Os torcedores brasileiros se angustiam com a falta de jogo de sua seleção e mostram descontentamento com substituições de Scolari

Diego Torres
Os torcedores brasileiros recordam Pelé.
Os torcedores brasileiros recordam Pelé.REUTERS

Algum psicólogo deve ter dito aos jogadores brasileiros que entrassem em campo em fila indiana, um com a mão no ombro do outro, para, dessa forma, sentirem que se conectavam de corpo e alma. Quando não é um círculo místico, é uma prece coletiva, ou uma linha de contato espiritual. Cada ano que passa, surgem no Brasil dezenas daquilo que os teólogos chamam de pararreligiões, e na seleção se recriam rituais novos, formalismos vazios. A Família Felipão e seus coroinhas se empenham nessas coreografias. O futebol lhes importa menos do que ganhar, porque a vitória tem um efeito propagandístico e sedativo que convém à organização, ao Governo, à Globo, à CBF e à FIFA.

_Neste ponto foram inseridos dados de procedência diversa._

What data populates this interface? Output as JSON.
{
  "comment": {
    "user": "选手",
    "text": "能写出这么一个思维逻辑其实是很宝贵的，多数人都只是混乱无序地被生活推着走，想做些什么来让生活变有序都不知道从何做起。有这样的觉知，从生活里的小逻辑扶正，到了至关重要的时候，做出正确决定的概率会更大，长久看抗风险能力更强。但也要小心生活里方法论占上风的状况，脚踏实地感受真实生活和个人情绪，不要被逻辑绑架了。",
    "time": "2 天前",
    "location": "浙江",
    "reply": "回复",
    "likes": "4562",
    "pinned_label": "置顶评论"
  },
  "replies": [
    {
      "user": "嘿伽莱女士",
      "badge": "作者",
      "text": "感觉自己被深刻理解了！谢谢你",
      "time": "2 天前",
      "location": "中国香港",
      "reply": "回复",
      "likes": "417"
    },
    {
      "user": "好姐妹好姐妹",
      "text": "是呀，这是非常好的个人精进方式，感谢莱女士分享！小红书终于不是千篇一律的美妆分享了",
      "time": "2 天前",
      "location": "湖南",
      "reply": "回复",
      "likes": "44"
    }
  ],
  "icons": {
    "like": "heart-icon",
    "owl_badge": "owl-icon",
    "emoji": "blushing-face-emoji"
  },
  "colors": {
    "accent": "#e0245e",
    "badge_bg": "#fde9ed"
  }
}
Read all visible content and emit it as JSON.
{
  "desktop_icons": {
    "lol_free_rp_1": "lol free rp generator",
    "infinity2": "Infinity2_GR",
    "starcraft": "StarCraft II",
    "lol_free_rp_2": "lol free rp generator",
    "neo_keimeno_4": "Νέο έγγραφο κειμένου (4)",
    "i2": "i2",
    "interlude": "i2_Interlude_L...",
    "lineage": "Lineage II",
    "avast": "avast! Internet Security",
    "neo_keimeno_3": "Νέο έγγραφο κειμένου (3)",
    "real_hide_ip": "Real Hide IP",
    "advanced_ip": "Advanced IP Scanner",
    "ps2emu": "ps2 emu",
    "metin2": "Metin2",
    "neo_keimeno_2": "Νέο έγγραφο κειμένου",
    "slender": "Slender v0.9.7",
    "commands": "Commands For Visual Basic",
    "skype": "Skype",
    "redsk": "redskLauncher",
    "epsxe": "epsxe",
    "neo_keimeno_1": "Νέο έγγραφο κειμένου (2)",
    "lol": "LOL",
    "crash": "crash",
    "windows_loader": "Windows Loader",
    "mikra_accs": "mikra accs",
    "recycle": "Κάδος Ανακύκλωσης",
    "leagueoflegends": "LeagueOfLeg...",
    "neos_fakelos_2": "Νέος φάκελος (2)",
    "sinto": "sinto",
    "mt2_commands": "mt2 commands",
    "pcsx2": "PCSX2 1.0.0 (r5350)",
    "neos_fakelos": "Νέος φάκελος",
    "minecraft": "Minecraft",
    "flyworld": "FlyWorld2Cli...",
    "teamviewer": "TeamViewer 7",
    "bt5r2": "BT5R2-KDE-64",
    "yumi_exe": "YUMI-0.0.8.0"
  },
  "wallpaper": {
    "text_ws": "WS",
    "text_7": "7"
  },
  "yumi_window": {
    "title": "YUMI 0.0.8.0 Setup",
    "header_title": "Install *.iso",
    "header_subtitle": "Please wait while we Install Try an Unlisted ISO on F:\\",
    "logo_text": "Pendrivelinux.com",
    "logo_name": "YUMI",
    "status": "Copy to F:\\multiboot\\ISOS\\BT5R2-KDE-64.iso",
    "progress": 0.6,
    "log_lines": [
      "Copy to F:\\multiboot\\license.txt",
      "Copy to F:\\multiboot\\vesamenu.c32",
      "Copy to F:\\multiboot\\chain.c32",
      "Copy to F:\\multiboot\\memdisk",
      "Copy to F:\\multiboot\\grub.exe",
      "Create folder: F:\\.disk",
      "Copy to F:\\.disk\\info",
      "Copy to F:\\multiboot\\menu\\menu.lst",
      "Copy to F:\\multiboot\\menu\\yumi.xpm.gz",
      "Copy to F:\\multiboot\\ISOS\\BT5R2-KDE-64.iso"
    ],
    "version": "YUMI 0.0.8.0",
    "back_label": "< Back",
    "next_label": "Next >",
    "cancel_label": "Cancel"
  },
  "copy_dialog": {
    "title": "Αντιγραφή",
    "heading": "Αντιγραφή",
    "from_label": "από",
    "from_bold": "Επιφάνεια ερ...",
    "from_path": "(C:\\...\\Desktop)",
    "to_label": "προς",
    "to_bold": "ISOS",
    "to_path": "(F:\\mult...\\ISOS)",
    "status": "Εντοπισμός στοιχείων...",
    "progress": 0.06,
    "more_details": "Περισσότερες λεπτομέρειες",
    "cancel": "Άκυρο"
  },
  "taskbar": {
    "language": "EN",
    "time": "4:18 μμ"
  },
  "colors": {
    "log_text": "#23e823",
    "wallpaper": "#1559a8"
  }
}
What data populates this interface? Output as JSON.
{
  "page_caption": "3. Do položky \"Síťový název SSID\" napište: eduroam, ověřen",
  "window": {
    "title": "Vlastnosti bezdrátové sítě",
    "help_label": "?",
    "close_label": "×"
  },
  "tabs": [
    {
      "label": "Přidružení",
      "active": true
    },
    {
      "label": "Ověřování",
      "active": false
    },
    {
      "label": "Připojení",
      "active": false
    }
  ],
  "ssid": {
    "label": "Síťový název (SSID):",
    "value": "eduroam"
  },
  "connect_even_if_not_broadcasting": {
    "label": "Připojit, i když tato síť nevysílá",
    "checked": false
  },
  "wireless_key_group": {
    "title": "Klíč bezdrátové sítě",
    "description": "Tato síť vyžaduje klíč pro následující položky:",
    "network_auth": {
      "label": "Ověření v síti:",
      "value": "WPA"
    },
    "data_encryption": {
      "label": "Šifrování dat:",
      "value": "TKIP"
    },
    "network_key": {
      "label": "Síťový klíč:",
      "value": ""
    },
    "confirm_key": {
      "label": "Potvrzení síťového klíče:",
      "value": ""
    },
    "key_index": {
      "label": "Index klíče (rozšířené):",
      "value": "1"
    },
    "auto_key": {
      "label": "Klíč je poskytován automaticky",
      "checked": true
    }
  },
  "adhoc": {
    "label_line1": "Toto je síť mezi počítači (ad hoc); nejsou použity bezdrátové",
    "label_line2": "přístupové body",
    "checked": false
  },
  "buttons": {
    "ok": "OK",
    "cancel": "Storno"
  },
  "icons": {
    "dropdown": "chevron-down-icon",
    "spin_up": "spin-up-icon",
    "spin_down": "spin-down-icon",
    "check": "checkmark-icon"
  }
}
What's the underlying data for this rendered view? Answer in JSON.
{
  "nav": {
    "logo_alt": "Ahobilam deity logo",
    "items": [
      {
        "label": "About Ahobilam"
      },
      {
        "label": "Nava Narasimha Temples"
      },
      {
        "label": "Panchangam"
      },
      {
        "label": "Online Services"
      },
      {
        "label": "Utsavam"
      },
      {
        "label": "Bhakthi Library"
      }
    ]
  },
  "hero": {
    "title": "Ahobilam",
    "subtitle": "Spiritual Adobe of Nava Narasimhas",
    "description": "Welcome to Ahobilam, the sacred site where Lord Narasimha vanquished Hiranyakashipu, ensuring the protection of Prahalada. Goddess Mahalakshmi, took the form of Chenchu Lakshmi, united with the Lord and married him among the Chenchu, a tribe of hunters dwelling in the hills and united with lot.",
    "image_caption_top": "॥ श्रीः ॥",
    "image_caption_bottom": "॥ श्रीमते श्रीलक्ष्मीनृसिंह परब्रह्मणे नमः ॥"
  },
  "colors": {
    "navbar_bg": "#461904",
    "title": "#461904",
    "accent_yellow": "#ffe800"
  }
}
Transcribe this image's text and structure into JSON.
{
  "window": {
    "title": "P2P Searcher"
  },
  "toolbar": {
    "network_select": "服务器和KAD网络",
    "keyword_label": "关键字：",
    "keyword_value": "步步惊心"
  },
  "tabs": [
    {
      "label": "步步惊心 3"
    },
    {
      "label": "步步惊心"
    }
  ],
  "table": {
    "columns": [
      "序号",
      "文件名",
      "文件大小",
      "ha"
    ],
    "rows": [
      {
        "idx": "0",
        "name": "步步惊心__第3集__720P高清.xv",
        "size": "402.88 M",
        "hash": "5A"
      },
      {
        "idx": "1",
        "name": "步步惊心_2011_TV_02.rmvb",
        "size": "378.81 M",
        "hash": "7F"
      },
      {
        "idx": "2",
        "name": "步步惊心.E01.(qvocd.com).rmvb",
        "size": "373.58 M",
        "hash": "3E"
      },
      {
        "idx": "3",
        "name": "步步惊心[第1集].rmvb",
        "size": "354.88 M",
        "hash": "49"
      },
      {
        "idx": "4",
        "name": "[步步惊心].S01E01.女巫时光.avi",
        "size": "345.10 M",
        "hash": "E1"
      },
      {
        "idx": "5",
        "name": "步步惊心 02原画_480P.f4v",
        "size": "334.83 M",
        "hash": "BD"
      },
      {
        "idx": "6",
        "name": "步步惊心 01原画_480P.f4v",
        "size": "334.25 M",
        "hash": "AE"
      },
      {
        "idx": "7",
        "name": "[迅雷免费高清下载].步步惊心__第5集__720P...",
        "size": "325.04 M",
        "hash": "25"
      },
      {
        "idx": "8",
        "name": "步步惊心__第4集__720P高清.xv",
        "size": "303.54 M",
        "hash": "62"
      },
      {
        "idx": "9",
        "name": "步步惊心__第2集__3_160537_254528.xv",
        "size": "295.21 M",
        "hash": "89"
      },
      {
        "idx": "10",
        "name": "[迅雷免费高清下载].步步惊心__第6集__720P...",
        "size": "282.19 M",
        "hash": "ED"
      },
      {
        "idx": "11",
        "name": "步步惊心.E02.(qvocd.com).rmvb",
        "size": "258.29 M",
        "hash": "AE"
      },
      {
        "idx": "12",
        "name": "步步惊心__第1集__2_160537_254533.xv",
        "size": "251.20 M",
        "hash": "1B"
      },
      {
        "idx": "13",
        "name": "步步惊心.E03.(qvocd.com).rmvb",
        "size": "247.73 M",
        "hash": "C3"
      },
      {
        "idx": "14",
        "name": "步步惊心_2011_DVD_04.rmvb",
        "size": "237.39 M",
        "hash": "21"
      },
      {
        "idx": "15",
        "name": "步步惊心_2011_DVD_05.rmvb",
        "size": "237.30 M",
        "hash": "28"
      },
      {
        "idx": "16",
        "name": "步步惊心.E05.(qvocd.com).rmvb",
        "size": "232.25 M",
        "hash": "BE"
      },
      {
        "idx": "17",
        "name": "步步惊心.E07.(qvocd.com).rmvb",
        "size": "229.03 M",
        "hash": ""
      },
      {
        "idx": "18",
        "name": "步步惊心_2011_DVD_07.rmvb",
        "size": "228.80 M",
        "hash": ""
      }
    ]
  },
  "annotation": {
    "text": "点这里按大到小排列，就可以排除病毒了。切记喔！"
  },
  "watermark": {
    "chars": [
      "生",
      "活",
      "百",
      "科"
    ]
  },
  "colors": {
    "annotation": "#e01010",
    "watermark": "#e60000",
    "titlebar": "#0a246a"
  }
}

Todos os contextos importam mais que o futebol ao Brasil. De outro modo, não se explica que Neymar e David Luiz terminassem o jogo abraçados de joelhos, chorando. O susto que levaram foi monumental. Porque sua seleção foi incapaz de dominar o Chile com um bom jogo e se condenou à angústia. Quando o árbitro, Howard Webb, assinalou o início da cobrança pênaltis, no Mineirão se fez um silêncio de morte.

David Luiz e Neymar terminaram o jogo chorando de joelhos. O susto que levaram foi monumental

Antes dos pênaltis houve angústia. O 1x1 ficou engasgado, como uma pistola emperrada, e o público, que chegou ansioso, começou a ficar histérico. Na hora do jogo, o estádio virou uma caixa de vaias. Aos 28 minutos do segundo tempo, a multidão apelou para a magia. Sem um bom futebol, que outra coisa o público poderia fazer? Nesse momento, os torcedores cantaram o hino nacional de forma espontânea. Todo o estádio, flutuando em êxtase, interpretou à capela: “Ouviram do Ipiranga...” Como o grito de Dom Pedro, o monarca tropical. Com paixão. Com muita paixão. Essa energia que impõe David Luiz, celebrando o gesto, energia da qual a imprensa tanto gosta. Essa força tremenda a serviço do anedótico. Se há alguma novidade nesta Copa do Mundo, é a devoção com que o público canta os hinos pátrios.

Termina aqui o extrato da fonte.